Les nouveaux professeurs des écoles viennent-ils des mêmes catégories sociales et des mêms formations que ceux des générations précédentes ? Comment évolue le rapport candidats / reçus ? Comment se passe le début de carrière ? Combien de temps faut-il pour atterrir sur un poste définitif ? Comment les professeurs des écoles vivent-ils leur carrière ? La revue Education& formations (n°101) publie plusieurs articles qui invitent à réviser bien des jugements. Au final, un tiers des PE s’éclate dans le métier. Un tiers est plus ou moins en souffrance.
Un métier en perte d’attractivité
» Le groupe professionnel des enseignant.e.s du primaire connaît une crise de recrutement qui pourrait entraîner une baisse de la qualité de l’enseignement dans les écoles », écrivent F Charles, M Cacouault Bitaud, F Legendre, PY Connan, A Rigaudière et S Katz, réunis par la Depp. Ils analysent les 50 dernières années de recrutement des professeurs des écoles (PE), marquées pourtant par une hausse continue du niveau de diplôme.

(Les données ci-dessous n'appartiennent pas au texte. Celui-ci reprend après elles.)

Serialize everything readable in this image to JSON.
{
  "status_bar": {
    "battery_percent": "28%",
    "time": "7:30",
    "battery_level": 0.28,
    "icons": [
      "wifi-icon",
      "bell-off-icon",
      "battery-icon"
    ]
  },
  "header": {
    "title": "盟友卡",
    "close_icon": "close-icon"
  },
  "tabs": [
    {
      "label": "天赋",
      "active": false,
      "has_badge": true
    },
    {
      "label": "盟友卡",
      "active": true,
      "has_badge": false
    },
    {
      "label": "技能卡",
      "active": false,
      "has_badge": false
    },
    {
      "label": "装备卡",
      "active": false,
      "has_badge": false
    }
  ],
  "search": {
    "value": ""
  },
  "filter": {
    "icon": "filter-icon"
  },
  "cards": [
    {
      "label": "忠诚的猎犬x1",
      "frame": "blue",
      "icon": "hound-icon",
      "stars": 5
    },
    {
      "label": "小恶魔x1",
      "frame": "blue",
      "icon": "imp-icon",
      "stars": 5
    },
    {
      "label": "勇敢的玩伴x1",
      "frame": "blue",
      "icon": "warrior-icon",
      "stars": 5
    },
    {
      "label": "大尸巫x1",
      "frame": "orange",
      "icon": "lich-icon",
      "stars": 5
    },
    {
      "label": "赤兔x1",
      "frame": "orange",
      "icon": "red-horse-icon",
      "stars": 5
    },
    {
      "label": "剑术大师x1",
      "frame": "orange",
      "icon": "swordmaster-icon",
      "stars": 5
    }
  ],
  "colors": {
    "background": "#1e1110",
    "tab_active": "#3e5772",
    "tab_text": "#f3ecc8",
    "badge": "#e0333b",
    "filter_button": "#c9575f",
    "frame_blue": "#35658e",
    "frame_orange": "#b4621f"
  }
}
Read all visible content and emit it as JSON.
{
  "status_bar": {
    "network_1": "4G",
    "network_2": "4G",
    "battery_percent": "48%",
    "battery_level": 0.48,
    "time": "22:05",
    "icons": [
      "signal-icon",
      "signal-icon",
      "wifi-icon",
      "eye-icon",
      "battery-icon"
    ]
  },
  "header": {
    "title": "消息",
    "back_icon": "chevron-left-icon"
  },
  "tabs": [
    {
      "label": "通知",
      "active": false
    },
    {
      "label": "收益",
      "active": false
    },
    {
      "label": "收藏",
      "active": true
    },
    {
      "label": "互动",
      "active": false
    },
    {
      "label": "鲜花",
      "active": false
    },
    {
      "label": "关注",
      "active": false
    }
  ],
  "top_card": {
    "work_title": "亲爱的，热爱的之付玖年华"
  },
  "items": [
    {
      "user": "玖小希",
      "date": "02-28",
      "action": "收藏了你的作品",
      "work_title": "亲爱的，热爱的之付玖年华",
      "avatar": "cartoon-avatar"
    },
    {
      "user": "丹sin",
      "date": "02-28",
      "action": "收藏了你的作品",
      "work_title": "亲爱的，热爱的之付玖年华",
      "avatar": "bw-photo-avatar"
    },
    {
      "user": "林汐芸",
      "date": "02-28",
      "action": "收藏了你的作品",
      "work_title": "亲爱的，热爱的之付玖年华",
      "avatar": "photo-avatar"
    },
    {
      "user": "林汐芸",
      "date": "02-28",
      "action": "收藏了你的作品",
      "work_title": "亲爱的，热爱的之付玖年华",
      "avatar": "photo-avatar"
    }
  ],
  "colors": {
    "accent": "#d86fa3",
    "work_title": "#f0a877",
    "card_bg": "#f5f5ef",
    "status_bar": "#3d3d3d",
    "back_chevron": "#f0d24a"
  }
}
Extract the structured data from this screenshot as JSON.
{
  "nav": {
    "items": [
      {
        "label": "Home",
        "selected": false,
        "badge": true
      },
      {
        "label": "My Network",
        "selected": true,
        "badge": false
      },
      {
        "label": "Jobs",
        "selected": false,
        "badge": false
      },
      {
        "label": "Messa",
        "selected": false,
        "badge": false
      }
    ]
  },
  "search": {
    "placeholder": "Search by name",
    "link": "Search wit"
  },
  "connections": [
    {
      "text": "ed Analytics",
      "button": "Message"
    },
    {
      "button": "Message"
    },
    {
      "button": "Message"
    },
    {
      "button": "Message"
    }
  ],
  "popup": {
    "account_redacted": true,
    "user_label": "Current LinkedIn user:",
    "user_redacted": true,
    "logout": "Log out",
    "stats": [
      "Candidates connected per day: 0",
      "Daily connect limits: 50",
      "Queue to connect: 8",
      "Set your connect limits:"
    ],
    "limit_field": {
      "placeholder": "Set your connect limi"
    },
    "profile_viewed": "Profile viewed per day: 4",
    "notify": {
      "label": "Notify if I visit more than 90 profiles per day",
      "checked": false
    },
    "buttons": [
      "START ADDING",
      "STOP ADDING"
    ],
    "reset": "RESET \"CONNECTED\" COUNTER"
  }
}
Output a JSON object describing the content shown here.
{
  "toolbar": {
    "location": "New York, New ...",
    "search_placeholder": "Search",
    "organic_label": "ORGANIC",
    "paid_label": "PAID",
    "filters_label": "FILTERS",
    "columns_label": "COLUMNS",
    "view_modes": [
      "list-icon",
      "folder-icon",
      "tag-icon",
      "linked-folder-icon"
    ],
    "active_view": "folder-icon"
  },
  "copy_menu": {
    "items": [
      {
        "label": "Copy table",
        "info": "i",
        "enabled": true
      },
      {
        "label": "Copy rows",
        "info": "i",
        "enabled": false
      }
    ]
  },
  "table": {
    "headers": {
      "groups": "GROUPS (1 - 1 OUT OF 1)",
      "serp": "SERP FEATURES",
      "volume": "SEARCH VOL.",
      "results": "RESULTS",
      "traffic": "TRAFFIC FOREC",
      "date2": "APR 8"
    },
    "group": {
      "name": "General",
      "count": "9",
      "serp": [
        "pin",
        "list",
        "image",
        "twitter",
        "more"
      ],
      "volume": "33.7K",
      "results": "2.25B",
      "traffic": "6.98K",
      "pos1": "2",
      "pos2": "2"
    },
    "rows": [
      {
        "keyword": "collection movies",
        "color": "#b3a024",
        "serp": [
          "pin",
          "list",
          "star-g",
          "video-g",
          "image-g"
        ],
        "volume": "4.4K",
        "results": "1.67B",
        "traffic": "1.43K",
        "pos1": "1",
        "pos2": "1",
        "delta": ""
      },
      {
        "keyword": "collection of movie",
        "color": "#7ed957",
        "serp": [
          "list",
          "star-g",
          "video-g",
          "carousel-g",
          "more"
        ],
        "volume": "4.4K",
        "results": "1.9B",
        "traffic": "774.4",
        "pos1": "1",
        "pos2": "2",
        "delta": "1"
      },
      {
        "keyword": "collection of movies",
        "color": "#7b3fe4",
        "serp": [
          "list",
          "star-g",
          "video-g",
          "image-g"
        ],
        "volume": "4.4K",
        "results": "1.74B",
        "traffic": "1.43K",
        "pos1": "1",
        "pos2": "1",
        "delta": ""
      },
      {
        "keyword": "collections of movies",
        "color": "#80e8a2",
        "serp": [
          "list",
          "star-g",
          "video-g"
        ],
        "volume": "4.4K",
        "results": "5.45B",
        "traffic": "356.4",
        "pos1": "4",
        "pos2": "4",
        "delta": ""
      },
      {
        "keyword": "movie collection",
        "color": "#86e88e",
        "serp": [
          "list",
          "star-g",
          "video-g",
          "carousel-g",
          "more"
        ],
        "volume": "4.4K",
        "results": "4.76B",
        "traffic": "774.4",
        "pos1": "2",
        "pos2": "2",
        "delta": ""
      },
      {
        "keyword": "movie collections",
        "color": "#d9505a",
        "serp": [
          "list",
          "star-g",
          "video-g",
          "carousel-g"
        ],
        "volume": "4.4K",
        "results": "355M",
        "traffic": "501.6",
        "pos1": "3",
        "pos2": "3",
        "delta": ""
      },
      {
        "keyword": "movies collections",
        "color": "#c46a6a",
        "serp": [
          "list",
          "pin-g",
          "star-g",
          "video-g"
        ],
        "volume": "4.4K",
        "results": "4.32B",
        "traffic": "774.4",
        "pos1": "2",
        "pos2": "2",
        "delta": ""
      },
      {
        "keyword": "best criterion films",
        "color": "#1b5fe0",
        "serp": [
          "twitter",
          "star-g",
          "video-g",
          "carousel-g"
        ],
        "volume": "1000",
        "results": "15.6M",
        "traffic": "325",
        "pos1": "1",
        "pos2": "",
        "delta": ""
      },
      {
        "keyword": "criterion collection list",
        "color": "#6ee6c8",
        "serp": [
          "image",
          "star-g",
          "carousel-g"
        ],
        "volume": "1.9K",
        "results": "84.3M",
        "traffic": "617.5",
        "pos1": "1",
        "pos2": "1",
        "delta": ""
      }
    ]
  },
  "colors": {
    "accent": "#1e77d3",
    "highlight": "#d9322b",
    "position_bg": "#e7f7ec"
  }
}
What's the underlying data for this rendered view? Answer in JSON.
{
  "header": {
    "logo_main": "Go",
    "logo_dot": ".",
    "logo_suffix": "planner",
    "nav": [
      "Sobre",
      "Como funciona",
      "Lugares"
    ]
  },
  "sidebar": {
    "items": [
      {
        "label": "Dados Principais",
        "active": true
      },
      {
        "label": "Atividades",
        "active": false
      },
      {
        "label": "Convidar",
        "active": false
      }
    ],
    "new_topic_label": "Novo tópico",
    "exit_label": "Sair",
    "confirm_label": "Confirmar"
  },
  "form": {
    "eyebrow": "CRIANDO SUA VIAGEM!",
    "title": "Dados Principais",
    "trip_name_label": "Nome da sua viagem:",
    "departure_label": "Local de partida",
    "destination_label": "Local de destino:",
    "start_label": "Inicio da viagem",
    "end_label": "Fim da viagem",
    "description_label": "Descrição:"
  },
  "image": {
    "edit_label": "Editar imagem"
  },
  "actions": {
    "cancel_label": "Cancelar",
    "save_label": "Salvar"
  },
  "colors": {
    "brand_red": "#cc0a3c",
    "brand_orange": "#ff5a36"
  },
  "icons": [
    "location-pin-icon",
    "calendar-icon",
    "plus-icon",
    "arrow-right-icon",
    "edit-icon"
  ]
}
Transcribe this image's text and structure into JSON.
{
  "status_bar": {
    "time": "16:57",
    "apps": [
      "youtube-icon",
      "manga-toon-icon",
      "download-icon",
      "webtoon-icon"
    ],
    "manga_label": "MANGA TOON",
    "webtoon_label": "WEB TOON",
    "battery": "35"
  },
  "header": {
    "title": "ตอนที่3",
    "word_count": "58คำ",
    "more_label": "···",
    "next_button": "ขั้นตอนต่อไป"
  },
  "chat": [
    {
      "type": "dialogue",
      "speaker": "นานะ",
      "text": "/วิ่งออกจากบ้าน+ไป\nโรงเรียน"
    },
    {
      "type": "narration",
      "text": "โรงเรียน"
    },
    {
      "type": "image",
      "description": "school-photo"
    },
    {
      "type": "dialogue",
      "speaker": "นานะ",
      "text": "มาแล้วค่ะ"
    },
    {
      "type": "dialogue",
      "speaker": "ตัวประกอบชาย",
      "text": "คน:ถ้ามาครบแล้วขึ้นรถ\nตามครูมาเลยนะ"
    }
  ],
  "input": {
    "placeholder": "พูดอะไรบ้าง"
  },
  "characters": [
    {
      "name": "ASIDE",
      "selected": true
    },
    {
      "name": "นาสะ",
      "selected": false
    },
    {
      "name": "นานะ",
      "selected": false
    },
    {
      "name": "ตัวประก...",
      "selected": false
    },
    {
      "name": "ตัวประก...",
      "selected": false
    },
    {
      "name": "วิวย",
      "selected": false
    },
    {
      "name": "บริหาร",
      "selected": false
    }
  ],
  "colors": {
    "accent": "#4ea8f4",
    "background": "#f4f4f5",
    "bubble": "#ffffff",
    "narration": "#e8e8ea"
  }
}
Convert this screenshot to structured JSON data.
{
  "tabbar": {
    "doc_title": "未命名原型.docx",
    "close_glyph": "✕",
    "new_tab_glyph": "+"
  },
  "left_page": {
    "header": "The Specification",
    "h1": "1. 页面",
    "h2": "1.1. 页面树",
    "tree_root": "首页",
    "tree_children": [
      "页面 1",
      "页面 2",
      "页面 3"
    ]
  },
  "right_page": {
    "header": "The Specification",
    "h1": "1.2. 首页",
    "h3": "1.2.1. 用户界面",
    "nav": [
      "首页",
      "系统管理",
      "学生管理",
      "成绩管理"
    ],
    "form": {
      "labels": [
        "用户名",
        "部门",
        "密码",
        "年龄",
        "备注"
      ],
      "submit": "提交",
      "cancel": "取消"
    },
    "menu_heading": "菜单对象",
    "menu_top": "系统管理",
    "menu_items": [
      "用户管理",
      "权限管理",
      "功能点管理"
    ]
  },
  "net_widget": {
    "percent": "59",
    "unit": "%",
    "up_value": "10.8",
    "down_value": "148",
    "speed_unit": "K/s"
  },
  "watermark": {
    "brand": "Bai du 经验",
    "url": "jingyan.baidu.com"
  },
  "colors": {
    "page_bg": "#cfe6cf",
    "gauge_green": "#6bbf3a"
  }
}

Après des années de très fort recrutement dans les années 1960 puis dans les années 1990, le nombre de postes a chuté au début du siècle avant de monter sous le quinquennat de F Hollande. Si le nombre de candidats globalement suit cette évolution, l’écart entre candidats et postes s’est fortement réduit depuis 2010. D’où une hausse des taux de réussite au concours, passé de 19% en 2010 à 36% en 2019.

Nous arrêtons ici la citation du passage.